That will be a tough one since it was trial and error to get this to work and I went through a ton of emailing back and forth and webex sessions to get it to work and I dont remember the exact thing that got it working.
I installed the agent on a Windows 7 VM since its not recommended to install it on the vCenter server. The tricky part was getting the agent to work and stay running. The agent.properties file has to be just right and you need an SSL certificate for version 5 at least. I didnt set that part up so I cant help you there and it sounds like that may be what you need help on.
Here are some of the notes that I was given to do the setup. Hopefully it makes sense.
Couple key notes - you need to pre-configure the agent via its properties file:
When doing remote monitoring of vSphere, which is recommended, the adding of the vSphere resource is done manually. So no autodiscovery of vSphere/vCenter.
There is a dependency on having a properly configured agent.properties file. (see below)
Also a more recent dependency in newer versions of Hyperic on having the SSL certificates in place - see doc for this one.
http://pubs.vmware.com/vfabric51/topic/com.vmware.vfabric.hyperic.4.6/vSphere.html
http://pubs.vmware.com/vfabric5/index.jsp?topic=/com.vmware.vfabric.hyperic.4.6/Configure_SSL_Options.html
I suggest:
1 - Stop the agent
2 - Wipe the agent's /data directory clean
3 - Remove the platform (that the agent sits on) from the Hyperic inventory
...This will clean your slate and allow you to start fresh.
Then proceed to get the SSL cert in place, and configure the agent.properties file as specified below.
Only then, restart the agent. Allow it to report into Hyperic and add a new platform.
Then manually add the vSphere resource as defined below (Tools -> new server)
==
Port 443 needs to be network routable for a remote agent to connect to it.
To setup the agent on another platform:
- Choose a platform to do the remote monitoring from
- populate agent.properties, see below
- From the 'tools' menu for the platform, click on create new server
- Choose 'vcenter' as the resource type
- In the URL stick in the IP for the control center server: https://<ip>/sdk
- Credentials - save yourself time and verify that you can log in from the vsphere client with the credentials they give you
agent.setup.camIP=172.161.0.11
agent.setup.camPort=7080
agent.setup.camSSLPort=7443
agent.setup.camSecure=yes
agent.setup.camLogin=hqadmin
agent.setup.camPword=hqadmin
agent.setup.agentIP=172.16.0.21
agent.setup.agentPort=2144
agent.setup.resetupTokens=no
##
## enables unidirectional communications between HQ Agent
## and HQ Server in HQ Enterprise Edition
##
agent.setup.unidirectional=no
In the above block, agent.setup.camIP is the IP address of the Hyperic server.

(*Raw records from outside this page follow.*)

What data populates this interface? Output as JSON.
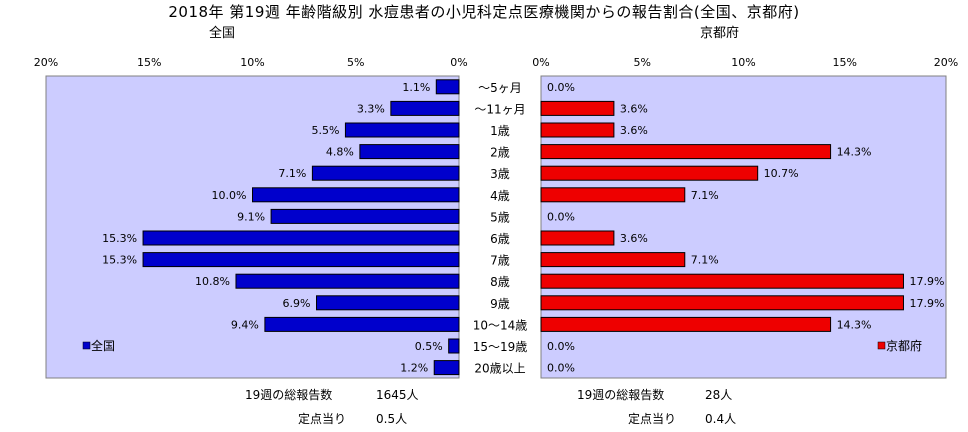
{
  "title": "2018年 第19週 年齢階級別 水痘患者の小児科定点医療機関からの報告割合(全国、京都府)",
  "chart_data": [
    {
      "type": "bar",
      "orientation": "horizontal",
      "direction": "right-to-left",
      "subtitle": "全国",
      "legend": "全国",
      "legend_position": "bottom-left",
      "color": "#0000CC",
      "plot_background": "#CCCCFF",
      "xlim": [
        0,
        20
      ],
      "xticks": [
        "0%",
        "5%",
        "10%",
        "15%",
        "20%"
      ],
      "categories": [
        "〜5ヶ月",
        "〜11ヶ月",
        "1歳",
        "2歳",
        "3歳",
        "4歳",
        "5歳",
        "6歳",
        "7歳",
        "8歳",
        "9歳",
        "10〜14歳",
        "15〜19歳",
        "20歳以上"
      ],
      "values": [
        1.1,
        3.3,
        5.5,
        4.8,
        7.1,
        10.0,
        9.1,
        15.3,
        15.3,
        10.8,
        6.9,
        9.4,
        0.5,
        1.2
      ],
      "labels": [
        "1.1%",
        "3.3%",
        "5.5%",
        "4.8%",
        "7.1%",
        "10.0%",
        "9.1%",
        "15.3%",
        "15.3%",
        "10.8%",
        "6.9%",
        "9.4%",
        "0.5%",
        "1.2%"
      ]
    },
    {
      "type": "bar",
      "orientation": "horizontal",
      "direction": "left-to-right",
      "subtitle": "京都府",
      "legend": "京都府",
      "legend_position": "bottom-right",
      "color": "#EE0000",
      "plot_background": "#CCCCFF",
      "xlim": [
        0,
        20
      ],
      "xticks": [
        "0%",
        "5%",
        "10%",
        "15%",
        "20%"
      ],
      "categories": [
        "〜5ヶ月",
        "〜11ヶ月",
        "1歳",
        "2歳",
        "3歳",
        "4歳",
        "5歳",
        "6歳",
        "7歳",
        "8歳",
        "9歳",
        "10〜14歳",
        "15〜19歳",
        "20歳以上"
      ],
      "values": [
        0.0,
        3.6,
        3.6,
        14.3,
        10.7,
        7.1,
        0.0,
        3.6,
        7.1,
        17.9,
        17.9,
        14.3,
        0.0,
        0.0
      ],
      "labels": [
        "0.0%",
        "3.6%",
        "3.6%",
        "14.3%",
        "10.7%",
        "7.1%",
        "0.0%",
        "3.6%",
        "7.1%",
        "17.9%",
        "17.9%",
        "14.3%",
        "0.0%",
        "0.0%"
      ]
    }
  ],
  "footer": {
    "national_total_label": "19週の総報告数",
    "national_total_value": "1645人",
    "national_per_label": "定点当り",
    "national_per_value": "0.5人",
    "kyoto_total_label": "19週の総報告数",
    "kyoto_total_value": "28人",
    "kyoto_per_label": "定点当り",
    "kyoto_per_value": "0.4人"
  }
}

The agent properties must be setup without using the *default* macros. The reason being that the vsphere plugin will check with this file to find the HQ Servers IP, credentials to log in with, along with the IP/port of the box its sitting on. As part of its auto discovery process, the vsphere plugin will make webservice calls through hqapi to the hq server to handle resource creation for the ESX hosts/vms that it discovers.
Edit the agent.properties file to contain the needed info *before* starting the agent.
If things dont work for whatever reason.
- verify again that the credentials you were given work
- verify that you have network connectivity to the control center server, do not try to telnet to the port as it does not respond for some reason, instead you can check the logs to verify that the url is accessible. Ping check for network routing
- Enable debug logging on the agent
- Forward debug logs for agent + last 10,000 lines from the HQ server ( tail -10000 server.log) tar'ed and gziped, the logs for the most part will generally help you determine where the issue lies.
After creating the vsphere resource, the vsphere hqu plugin should show up, after configuring the resource with credentials/sdk api, you should see resources pop up into the recently added portlet within a minute.